Home Sales Volume: Increasing or Decreasing?
The volume of home sales has stabilized over the last 3 years (2008 to 2010). The spike in housing sales has flattened out and annual sales over the last 3 years averaged 5 million units. That's slightly less than the 5.2 million in annual sales before the housing bubble started in 2002.
Home Prices: Moving Up or Down?
Home prices are stabilizing for the first time since 2006. In 2010 we had buyer incentives and the median home price increased slightly to 0.3%. Foreclosure sales are down which is good for everyone as these homes sell for an average 28% discount.
Market Inventory: Growing or Declining?
Housing inventory is dropping steadily. Yes, I'm wondering how much hidden inventory the banks have and recognize they're also focused on timing their activity so they don't flood the market.
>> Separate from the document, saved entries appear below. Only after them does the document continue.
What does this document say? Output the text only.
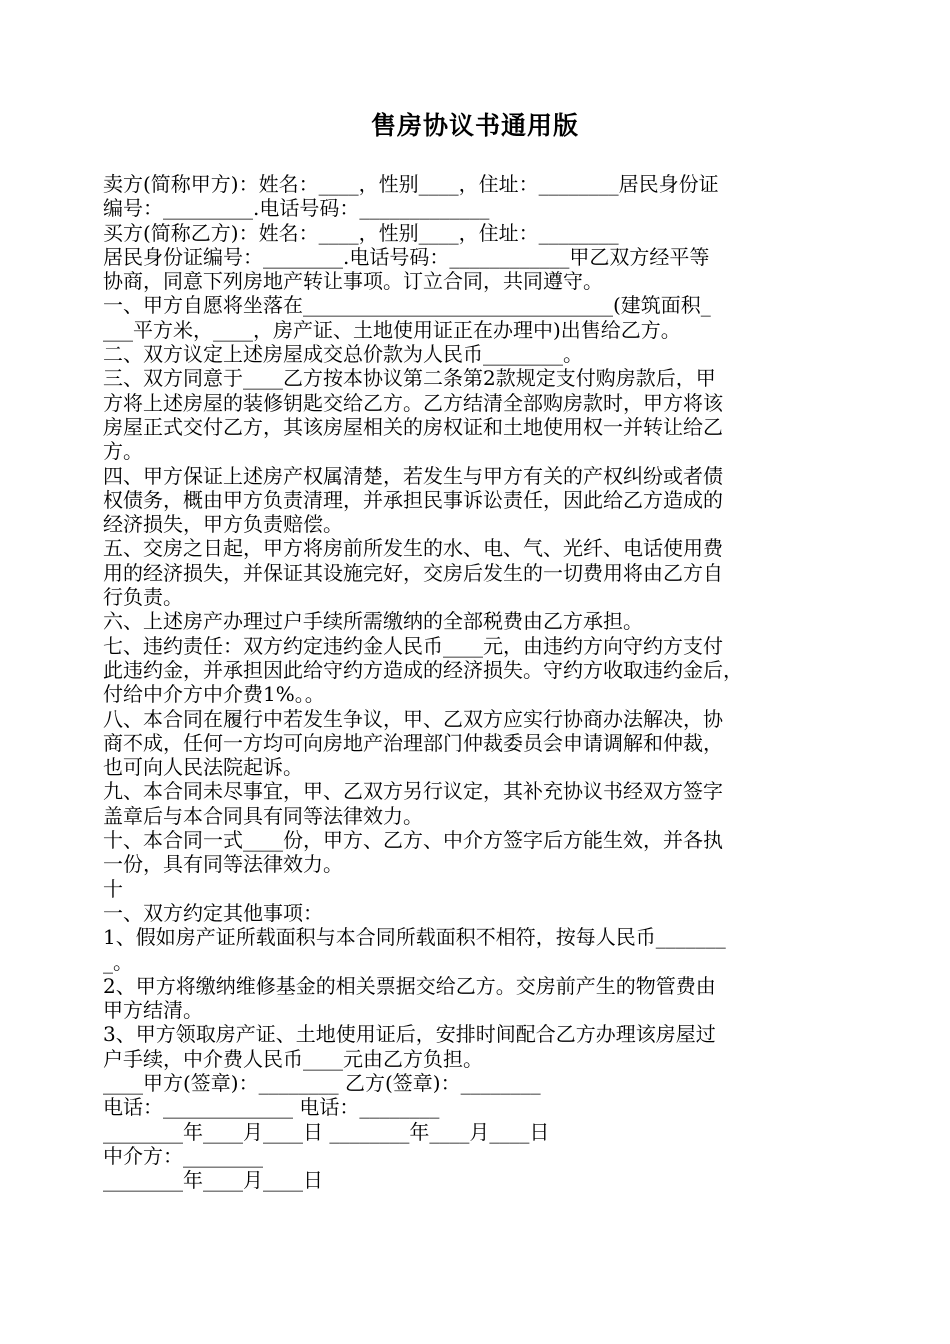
售房协议书通用版
卖方(简称甲方)：姓名：____，性别____，住址：________居民身份证
编号：_________.电话号码：_____________
买方(简称乙方)：姓名：____，性别____，住址：________
居民身份证编号：________.电话号码：____________甲乙双方经平等
协商，同意下列房地产转让事项。订立合同，共同遵守。
一、甲方自愿将坐落在_______________________________(建筑面积_
___平方米，____，房产证、土地使用证正在办理中)出售给乙方。
二、双方议定上述房屋成交总价款为人民币________。
三、双方同意于____乙方按本协议第二条第2款规定支付购房款后，甲
方将上述房屋的装修钥匙交给乙方。乙方结清全部购房款时，甲方将该
房屋正式交付乙方，其该房屋相关的房权证和土地使用权一并转让给乙
方。
四、甲方保证上述房产权属清楚，若发生与甲方有关的产权纠纷或者债
权债务，概由甲方负责清理，并承担民事诉讼责任，因此给乙方造成的
经济损失，甲方负责赔偿。
五、交房之日起，甲方将房前所发生的水、电、气、光纤、电话使用费
用的经济损失，并保证其设施完好，交房后发生的一切费用将由乙方自
行负责。
六、上述房产办理过户手续所需缴纳的全部税费由乙方承担。
七、违约责任：双方约定违约金人民币____元，由违约方向守约方支付
此违约金，并承担因此给守约方造成的经济损失。守约方收取违约金后，
付给中介方中介费1%。。
八、本合同在履行中若发生争议，甲、乙双方应实行协商办法解决，协
商不成，任何一方均可向房地产治理部门仲裁委员会申请调解和仲裁，
也可向人民法院起诉。
九、本合同未尽事宜，甲、乙双方另行议定，其补充协议书经双方签字
盖章后与本合同具有同等法律效力。
十、本合同一式____份，甲方、乙方、中介方签字后方能生效，并各执
一份，具有同等法律效力。
十
一、双方约定其他事项：
1、假如房产证所载面积与本合同所载面积不相符，按每人民币_______
_。
2、甲方将缴纳维修基金的相关票据交给乙方。交房前产生的物管费由
甲方结清。
3、甲方领取房产证、土地使用证后，安排时间配合乙方办理该房屋过
户手续，中介费人民币____元由乙方负担。
____甲方(签章)：________ 乙方(签章)：________
电话：_____________ 电话：________
________年____月____日 ________年____月____日
中介方：________
________年____月____日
You're probably more familiar with these terms and 2010 nationally was at 10%.
- Buyer's market – where the number of months required to sell inventory exceeds 6 months, which is the situation we've had since 2006.
- Seller's market – where housing inventory is less than 6 months, i.e. if no additional houses were put on the market, all inventory would be sold within 3, 4 or 5 months.
Mortgage Rates: Going Up or Down?
Mortgage rates are at historical lows. If you're thinking of refinancing your home and have enough equity, start the process now. Your perspective depends on the mortgage rates you've had. My first mortgage was 8.5% and a few years later, I watched my second, variable mortgage climb to double digits and that was scary.
Home ownership is more affordable than 30 years ago. In 1981, the average family spent 36% of household income to pay their mortgage (principal and interest). Today mortgage costs average 14%, a historical low although total housing costs still takes the biggest piece of the family budget according to Oprah.com, 35% when you include mortgage or rent, repairs, taxes, utilities and insurance.
More amazing is how US housing remains far more affordable compared to other countries, according to the 7th Annual Demographia International Affordability Survey for 2011.